Para que Évi no tuviera que clavar más clavos en la pared, mi madre le proporcionó un listón de madera oscura con unos ganchos puntiagudos donde colgar las hojas. Lo encontró en una tienda que vendía material para restaurantes, situada en una de las amplias calles que salían de Kirchblüt hacia el río Neckar. Cuando Évi vio a mi madre con el listón frente a la puerta de cristal, detrás de las tiras de plástico de colores que en verano mantenían las moscas a raya, negó con la cabeza y alzó las manos al cielo, pero mi madre le dijo que no le había costado nada, así que Évi aceptó instalarlo con la ayuda del nivel de albañil que Zigi le había llevado una vez y que aún estaba sin estrenar. Nosotros las observábamos atentamente desde la ventana y, poniéndonos las manos junto a la boca a modo de bocina, gritábamos: «¡Hacia arriba, un poco más abajo, a la izquierda, no, a la derecha!». Évi reunió todas las hojas de encargos que tenía: las recogió del suelo, las sacó de los bolsillos de la chaqueta y el delantal, de los cajones, los marcos de las ventanas, donde también las sujetaba, y los cables, donde las colgaba con pinzas para la ropa, y las clavó en los ganchos puntiagudos.
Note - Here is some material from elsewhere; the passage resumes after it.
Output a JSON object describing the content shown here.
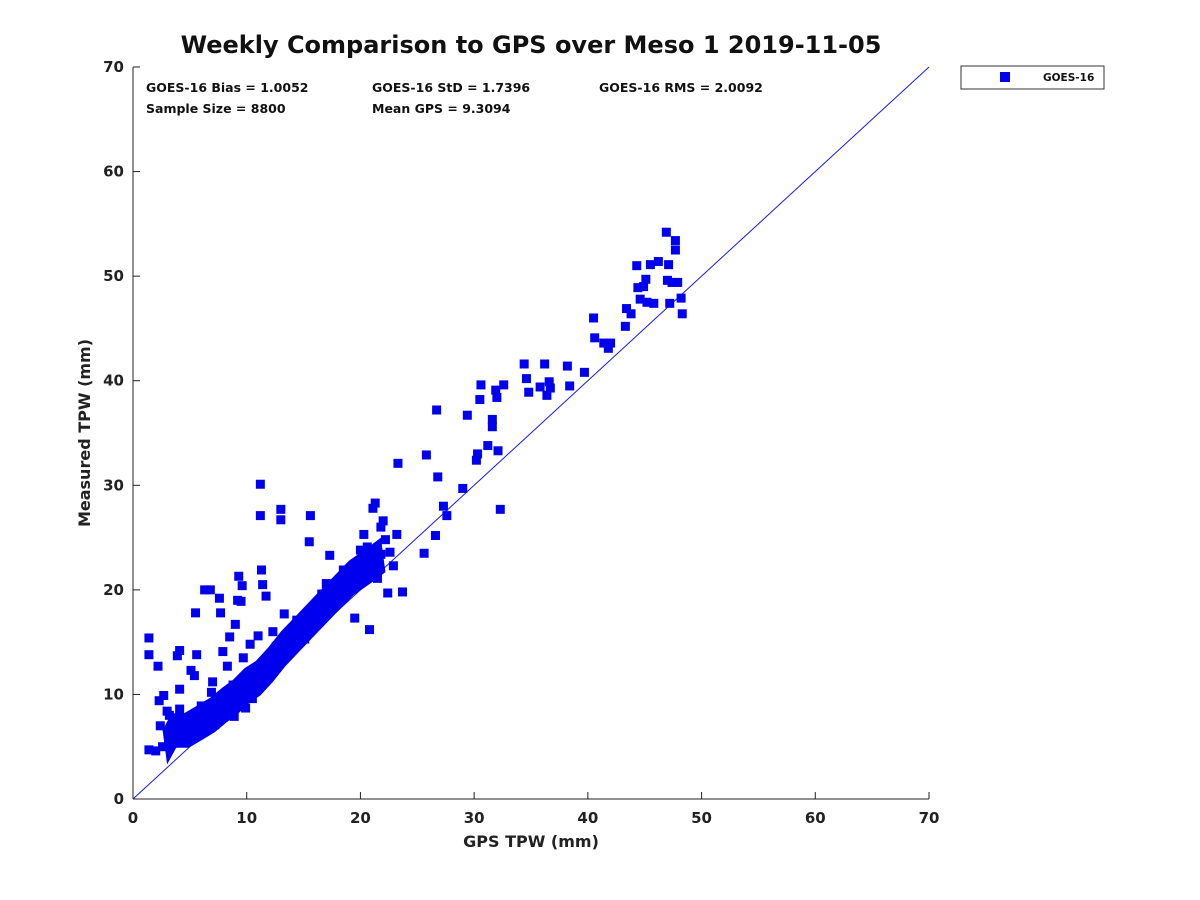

Luego leyó en voz alta lo que había escrito, las recogió todas y volvió a colgarlas en otro orden. Desde entonces, cuando por las tardes mi madre tocaba el claxon, saludaba con la mano y le traía nuevos encargos, reseguía las hojas con los dedos como solía hacer con las líneas de los mapas al trazar nuevos recorridos para sus barcos y camiones, y a Évi pronto empezó a gustarle aquel listón de madera, a pesar de que rompía el blanco de la estrecha pared de su cocina.
Cuando el horno se quedaba sin gas y tenía que esperar a que le llevaran una bombona nueva, Évi acudía a nuestra casa con la masa cruda y aguardaba frente a la puerta, sin llamar ni gritar, con una bandeja que sujetaba con ambas manos a la altura del pecho y que había portado sin cansarse ni quejarse, cruzando los campos, el puente y dos o tres calles desde la gran plaza. Mi madre metía la bandeja en el horno y, a la mañana siguiente, le llevaba la tarta en coche mientras nosotras preparábamos la cartera del colegio y Évi iba a la tienda de fotografía, abría la puerta y colgaba la campanilla. De vez en cuando, en los negativos que sacaba de los carretes negros, Évi descubría sus tartas o encontraba, en uno de los sobres que llegaban por la mañana en una caja amarilla, una foto en que podía ver cómo los demás habían celebrado cumpleaños y comuniones con sus pasteles y galletas. Cuando en un hogar desconocido, con unos platos desconocidos, alguien comía una de las tartas que ella había horneado, le resultaba más leve recorrer el camino hacia los campos y la puerta descolgada, como si hubiera estado en todas las casas de Kirchblüt, como si hubiera abierto las puertas y entrado en todos los comedores en torno a la gran plaza.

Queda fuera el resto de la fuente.